Jokowi Minta Pemilik Mal Beri Ruang Strategis ‘Brand’ Lokal

11
Presiden didampingi Mendag dan Ketua HIPPINDO meresmikan dimulainya Hari Belanja Diskon Indonesia, di The Hall Senayan City, Jakarta,

JAKARTA-Presiden Joko Widodo menjelaskan pasar Indonesia sangat besar sekali. Karena itu, Kepala Negara meminta pemilik mall ditanah air agar memberi ruang strategis bagi merek lokal.

Hal ini sangat penting agar sampai pasar domestik yang sangat besar ini tidak dikuasai oleh merk-merk luar.

“Apa, mau kosmetik, ada Mustika Ratu, ada apa, Sari Ayu, ada apa lagi, Wardah. Ada. Jangan sampai mal-mal kita itu diisi oleh yang lain. Jangan,” tegas Presiden Jokowi saat memberikan sambutan pada pembukaan Hari Belanja Diskon Indonesia (HBDI) dan Parade Merk Lokal Indonesia Tahun 2019, di The Hall Senayan City, Jakarta Selatan, Kamis (15/8).

Mestinya, lanjut Kepala Negara, ada strategi dari mal-mal untuk membantu pemerintah agar impor tidak membanjiri, Indonesia. Untuk itu, Kepala Negara juga menitipkan pasar dalam negeri kepada para produsen yang sudah mengekspor produk-produknya, jangan sampai ada yang kosong sehingga produk dari luar itu mengisi.

“Urusannya ekspor terus. Betul, benar. Tapi lokal pun tolong juga diisi. Jangan dibiarkan pasar lokal dikuasai produk yang dari luar. Hati-hati karena neraca perdagangan kita masih defisit,” pinta Kepala Negara.

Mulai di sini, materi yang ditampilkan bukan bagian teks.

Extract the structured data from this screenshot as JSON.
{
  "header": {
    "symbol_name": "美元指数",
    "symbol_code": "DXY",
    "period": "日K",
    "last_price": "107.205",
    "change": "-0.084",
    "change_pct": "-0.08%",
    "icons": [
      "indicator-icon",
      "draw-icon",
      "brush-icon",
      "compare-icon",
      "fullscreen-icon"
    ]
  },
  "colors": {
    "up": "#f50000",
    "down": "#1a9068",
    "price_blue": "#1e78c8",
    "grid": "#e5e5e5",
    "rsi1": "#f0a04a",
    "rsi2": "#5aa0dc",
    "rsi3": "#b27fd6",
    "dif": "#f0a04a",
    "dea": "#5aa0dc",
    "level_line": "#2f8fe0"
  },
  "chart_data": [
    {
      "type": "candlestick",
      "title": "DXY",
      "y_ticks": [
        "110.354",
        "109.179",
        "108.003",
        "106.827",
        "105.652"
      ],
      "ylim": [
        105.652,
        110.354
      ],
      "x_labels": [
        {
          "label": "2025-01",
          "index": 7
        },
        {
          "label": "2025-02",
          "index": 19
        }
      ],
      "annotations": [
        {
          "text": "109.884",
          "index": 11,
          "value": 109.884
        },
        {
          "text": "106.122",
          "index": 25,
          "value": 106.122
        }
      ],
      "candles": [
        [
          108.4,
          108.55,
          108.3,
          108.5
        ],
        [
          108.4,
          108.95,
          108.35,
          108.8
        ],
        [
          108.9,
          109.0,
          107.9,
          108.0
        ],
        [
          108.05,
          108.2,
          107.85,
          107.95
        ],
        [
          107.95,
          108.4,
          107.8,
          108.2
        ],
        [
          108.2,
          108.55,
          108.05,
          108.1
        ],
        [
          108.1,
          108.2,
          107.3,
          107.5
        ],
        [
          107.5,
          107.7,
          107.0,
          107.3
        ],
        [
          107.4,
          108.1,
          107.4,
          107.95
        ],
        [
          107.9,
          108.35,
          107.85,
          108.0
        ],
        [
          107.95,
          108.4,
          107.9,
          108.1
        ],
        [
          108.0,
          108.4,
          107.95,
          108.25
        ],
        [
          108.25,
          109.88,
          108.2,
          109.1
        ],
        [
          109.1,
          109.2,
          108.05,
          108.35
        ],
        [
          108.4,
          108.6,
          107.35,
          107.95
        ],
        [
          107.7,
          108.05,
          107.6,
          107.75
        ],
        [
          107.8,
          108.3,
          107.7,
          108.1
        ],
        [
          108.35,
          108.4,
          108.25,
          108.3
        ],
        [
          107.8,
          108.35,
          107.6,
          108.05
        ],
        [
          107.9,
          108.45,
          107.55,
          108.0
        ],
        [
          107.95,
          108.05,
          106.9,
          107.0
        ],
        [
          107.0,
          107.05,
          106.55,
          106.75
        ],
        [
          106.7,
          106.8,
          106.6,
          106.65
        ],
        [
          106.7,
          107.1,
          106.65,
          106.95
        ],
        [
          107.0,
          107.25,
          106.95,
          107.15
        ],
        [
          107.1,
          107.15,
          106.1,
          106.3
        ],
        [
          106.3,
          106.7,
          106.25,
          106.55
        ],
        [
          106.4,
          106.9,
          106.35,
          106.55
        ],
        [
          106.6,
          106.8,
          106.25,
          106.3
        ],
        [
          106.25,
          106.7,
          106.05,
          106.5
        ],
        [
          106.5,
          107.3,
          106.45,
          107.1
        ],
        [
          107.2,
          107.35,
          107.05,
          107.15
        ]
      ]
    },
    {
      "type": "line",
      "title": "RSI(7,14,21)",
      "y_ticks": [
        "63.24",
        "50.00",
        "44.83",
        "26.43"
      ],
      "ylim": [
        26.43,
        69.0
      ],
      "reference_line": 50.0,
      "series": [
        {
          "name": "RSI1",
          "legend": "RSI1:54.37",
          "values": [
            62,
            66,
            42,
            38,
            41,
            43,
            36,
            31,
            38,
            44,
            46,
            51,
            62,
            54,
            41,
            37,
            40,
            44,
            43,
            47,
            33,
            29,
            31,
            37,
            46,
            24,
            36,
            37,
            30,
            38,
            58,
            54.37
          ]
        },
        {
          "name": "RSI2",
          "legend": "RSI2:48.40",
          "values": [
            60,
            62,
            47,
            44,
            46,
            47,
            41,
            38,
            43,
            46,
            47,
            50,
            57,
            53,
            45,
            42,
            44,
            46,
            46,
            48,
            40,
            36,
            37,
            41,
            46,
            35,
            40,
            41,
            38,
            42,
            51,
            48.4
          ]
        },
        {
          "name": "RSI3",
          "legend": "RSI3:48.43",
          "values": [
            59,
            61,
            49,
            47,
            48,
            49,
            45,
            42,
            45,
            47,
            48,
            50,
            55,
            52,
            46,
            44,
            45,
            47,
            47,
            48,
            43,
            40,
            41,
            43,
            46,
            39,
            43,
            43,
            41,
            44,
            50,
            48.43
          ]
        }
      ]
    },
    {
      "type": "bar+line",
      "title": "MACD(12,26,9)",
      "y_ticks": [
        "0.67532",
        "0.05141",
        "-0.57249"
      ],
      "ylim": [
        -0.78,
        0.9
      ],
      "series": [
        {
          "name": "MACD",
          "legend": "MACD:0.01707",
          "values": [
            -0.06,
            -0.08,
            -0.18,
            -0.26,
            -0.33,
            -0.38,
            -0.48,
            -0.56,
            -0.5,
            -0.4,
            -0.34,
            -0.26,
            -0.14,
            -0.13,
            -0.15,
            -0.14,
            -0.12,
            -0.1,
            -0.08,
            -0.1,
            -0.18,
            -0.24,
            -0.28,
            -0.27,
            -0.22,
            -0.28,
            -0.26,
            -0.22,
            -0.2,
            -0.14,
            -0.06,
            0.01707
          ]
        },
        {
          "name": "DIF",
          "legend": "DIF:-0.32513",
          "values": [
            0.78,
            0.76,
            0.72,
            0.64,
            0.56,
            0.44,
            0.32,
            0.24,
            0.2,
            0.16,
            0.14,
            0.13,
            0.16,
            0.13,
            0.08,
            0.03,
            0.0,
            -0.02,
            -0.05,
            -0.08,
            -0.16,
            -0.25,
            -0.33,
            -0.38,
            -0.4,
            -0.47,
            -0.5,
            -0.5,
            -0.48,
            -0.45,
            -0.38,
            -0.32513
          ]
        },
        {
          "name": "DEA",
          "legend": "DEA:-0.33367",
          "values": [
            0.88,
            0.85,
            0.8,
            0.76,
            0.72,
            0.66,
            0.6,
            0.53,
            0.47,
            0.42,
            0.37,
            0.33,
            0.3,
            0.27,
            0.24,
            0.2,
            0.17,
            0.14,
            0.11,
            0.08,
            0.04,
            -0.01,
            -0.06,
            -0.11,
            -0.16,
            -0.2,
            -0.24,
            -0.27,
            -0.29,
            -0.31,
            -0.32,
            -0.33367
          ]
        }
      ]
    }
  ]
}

Soal defisit transaksi berjalan yang masih gede itu, secara khusus Kepala Negara menyentil meminta ibu-ibu yang senengnya pegang brand luar, seperti tas atau sepatu. “Kita bisa buat yang bagus-bagus juga banyak,” ungkapnya.

Kepala Negara menekankan agar masyarakat mulai mencintai produk-produk kita sendiri, terhadap produk-produk dalam negeri. Ia menunjuk contoh, unuk baju misalnya, desainer Indonesia jago-jago. Barang-barang Indonesia ini, lanjut Presiden, di Vietnam laku keras karena desainnya bagus, kemasannya juga sudah bagus.

Untuk itu, Presiden Jokowi menugaskan kepada Himpunan Penyewa Pusat Perbelanjaan Indonesia (HIPPINDO) agar bekerja sama dengan kerja sama dengan pemilik-pemilik mal, mencarikan tempat-tempat yang strategis untuk brand-brand Indonesia.

“Misalnya makan, apa resto makanan Sari Ratu taruh di depan. Apa lagi yang J.CO tadi taruh di depan. Jangan dibalik-balik. Kalau sudah mau minum kopi kok yang ditaruh di depan pasti itu,” ucap Presiden seraya menambahkan, kalau pemilik malnya sulit agar menyampaikan kepada dirinya.